Os medos da solidão não existem por conta dos silêncios pesados do escuro ou das lembranças que se arrastam vestidas de saudades sem jeito. São outros esses medos. Estão nas escadas traiçoeiras, em lugares distantes onde se é apenas um número de passaporte, ou nas banheiras escorregadias onde não se conta mais que um número de quarto; onde se é um hóspede que veio de longe, sem vínculos, sem história.
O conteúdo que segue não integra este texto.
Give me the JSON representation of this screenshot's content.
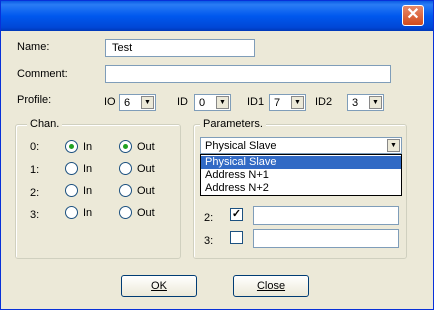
{
  "dialog": {
    "close_glyph": "✕"
  },
  "form": {
    "name_label": "Name:",
    "name_value": "Test",
    "comment_label": "Comment:",
    "comment_value": "",
    "profile_label": "Profile:",
    "io_label": "IO",
    "io_value": "6",
    "id_label": "ID",
    "id_value": "0",
    "id1_label": "ID1",
    "id1_value": "7",
    "id2_label": "ID2",
    "id2_value": "3"
  },
  "chan": {
    "title": "Chan.",
    "in_label": "In",
    "out_label": "Out",
    "rows": [
      {
        "label": "0:",
        "in_selected": true,
        "out_selected": true
      },
      {
        "label": "1:",
        "in_selected": false,
        "out_selected": false
      },
      {
        "label": "2:",
        "in_selected": false,
        "out_selected": false
      },
      {
        "label": "3:",
        "in_selected": false,
        "out_selected": false
      }
    ]
  },
  "parameters": {
    "title": "Parameters.",
    "selected": "Physical Slave",
    "options": [
      "Physical Slave",
      "Address N+1",
      "Address N+2"
    ],
    "rows": [
      {
        "label": "2:",
        "checked": true,
        "value": ""
      },
      {
        "label": "3:",
        "checked": false,
        "value": ""
      }
    ]
  },
  "buttons": {
    "ok": "OK",
    "close": "Close"
  },
  "colors": {
    "title_bar": "#0054e3",
    "dialog_bg": "#ece9d8",
    "selection": "#316ac5",
    "close_button": "#d24a1c"
  },
  "icons": {
    "close": "close-icon",
    "dropdown": "chevron-down-icon",
    "check": "checkmark-icon"
  }
}
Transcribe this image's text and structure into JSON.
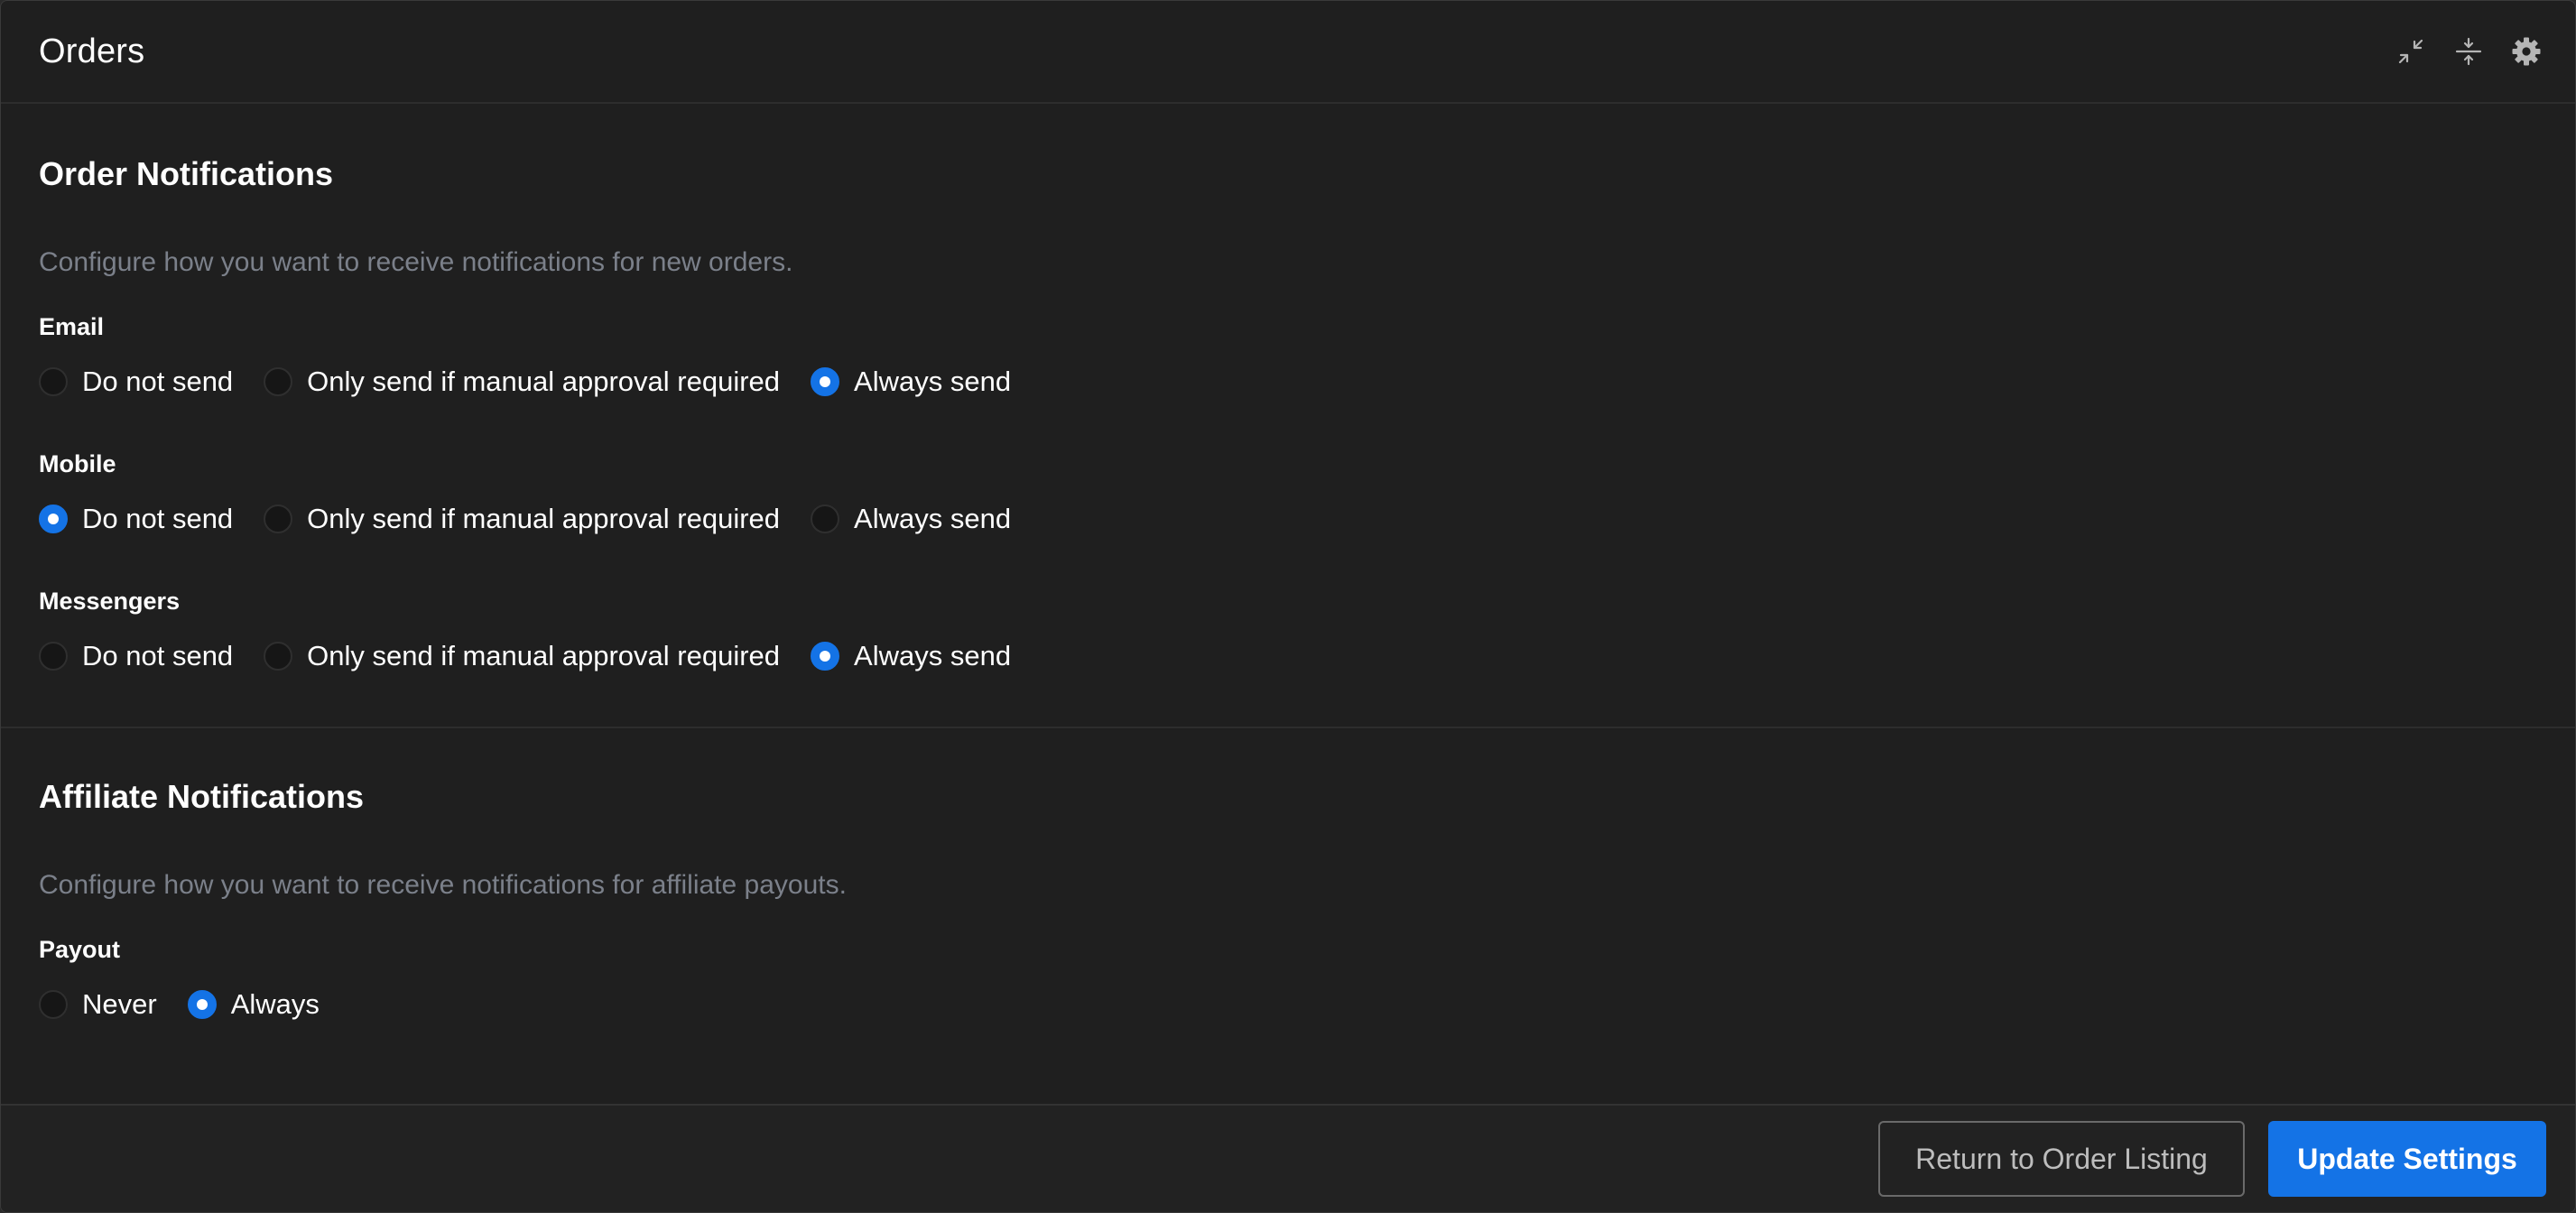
{
  "header": {
    "title": "Orders"
  },
  "order_notifications": {
    "title": "Order Notifications",
    "description": "Configure how you want to receive notifications for new orders.",
    "groups": [
      {
        "label": "Email",
        "options": [
          "Do not send",
          "Only send if manual approval required",
          "Always send"
        ],
        "selected": "Always send"
      },
      {
        "label": "Mobile",
        "options": [
          "Do not send",
          "Only send if manual approval required",
          "Always send"
        ],
        "selected": "Do not send"
      },
      {
        "label": "Messengers",
        "options": [
          "Do not send",
          "Only send if manual approval required",
          "Always send"
        ],
        "selected": "Always send"
      }
    ]
  },
  "affiliate_notifications": {
    "title": "Affiliate Notifications",
    "description": "Configure how you want to receive notifications for affiliate payouts.",
    "groups": [
      {
        "label": "Payout",
        "options": [
          "Never",
          "Always"
        ],
        "selected": "Always"
      }
    ]
  },
  "footer": {
    "return_label": "Return to Order Listing",
    "update_label": "Update Settings"
  },
  "colors": {
    "accent": "#1473e6",
    "background": "#1f1f1f",
    "muted_text": "#7b808a"
  },
  "icons": {
    "minimize": "collapse-arrows-icon",
    "collapse": "collapse-vertical-icon",
    "settings": "gear-icon"
  }
}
Depois de ver uma série de reportagens produzidas por uma estação de televisão de Florença, na Itália, mostrando as façanhas de uma equipe de repórteres no Afeganistão, eu me enchi de sei-lá-o-que porque fiz muito mais, e sozinho. O repórter chefe da equipe chegou a florear os perigos, que na realidade existem hoje, mas foram muito mais perigos nas vezes que por lá andei. Eles estiveram no Vale do Bamiyan e filmaram os imensos vazios onde antes estavam os Budas gigante de Bamiyan, mas eu subi por dentro das escadas estreitas que existem nas laterais de cada nicho e vi, lá do alto, o triste vazio onde antes os imensos Budas contemplavam a Rota da Seda. Tudo destruído pelo radicalismo dos talibãs, autoproclamados senhores inflexíveis de todas as crenças a reunir, em um só profeta, verdade universal.

Fui até lá sozinho e fazia frio. Tive sorte de sobreviver quando caminhei por um caminho onde existiam avisos de "terreno minado" escritos em persa e eu não sabia o que significava. Nem mesmo o medo pós-quase-tragédia eu provei dele, mas senti medo quando o coração acelerou sem motivo e eu estava dentro do quarto de hotel modesto perto do Himalaia, no Nepal. Senti medo, sim, porque uma vez, curioso, fui ler sobre uma tal de válvula mitral, uma coisinha de nada, como uma porteira vigilante, controladora e incansável a deixar passar o sangue pelos meandros dos átrios, as duas cavidades, uma esquerda e outra direita, situadas acima dos ventrículos homolaterais, responsável pelo ritmo que acelera ao sabor das emoções.

Não havia nada que justificasse o chilique ou perrengue da válvula mitral, esse fenômeno patológico em que se produz zona de necrose consequente à hipoxia. Morrer, tudo bem, mas morrer como desconhecido, mesmo às faldas do Everest, não teria a menor graça, e o medo era de lembrar, nos derradeiros segundos de consciência, de uma etiqueta no dedão do pé sem menções honrosas, mesmo que fossem os adjetivos jocosos para qualificar o aventureiro atrevido e amante dos horizontes estranhos.

Por via das dúvidas, carrego pendurada ao meu pescoço, numa corrente de metal, uma placa de aço com o meu nome gravado, o tipo sanguíneo e o fator Rh. Logo abaixo, "Photographer" e "Brazilian Press". Quando a vida desistir de mim, fica a placa de aço como testemunha de que terei deixado para morrer por último. Será a última coisa que farei depois de ter feito tudo e não quero deixar por menos. Dos perigos da vida, nem lembro mais, e deles nunca senti medo, mas de rolar escada abaixo, como me aconteceu nos confins do Miyanmar, de escorregar dentro da banheira de um quarto simples das pousadas quase anônimas ao longo das minhas estradas e dos humores da válvula mitral, eu morro de medo quando estou no aconchego da solidão voluntária pelo mundo. Tóquio, Japão, setembro de 2017.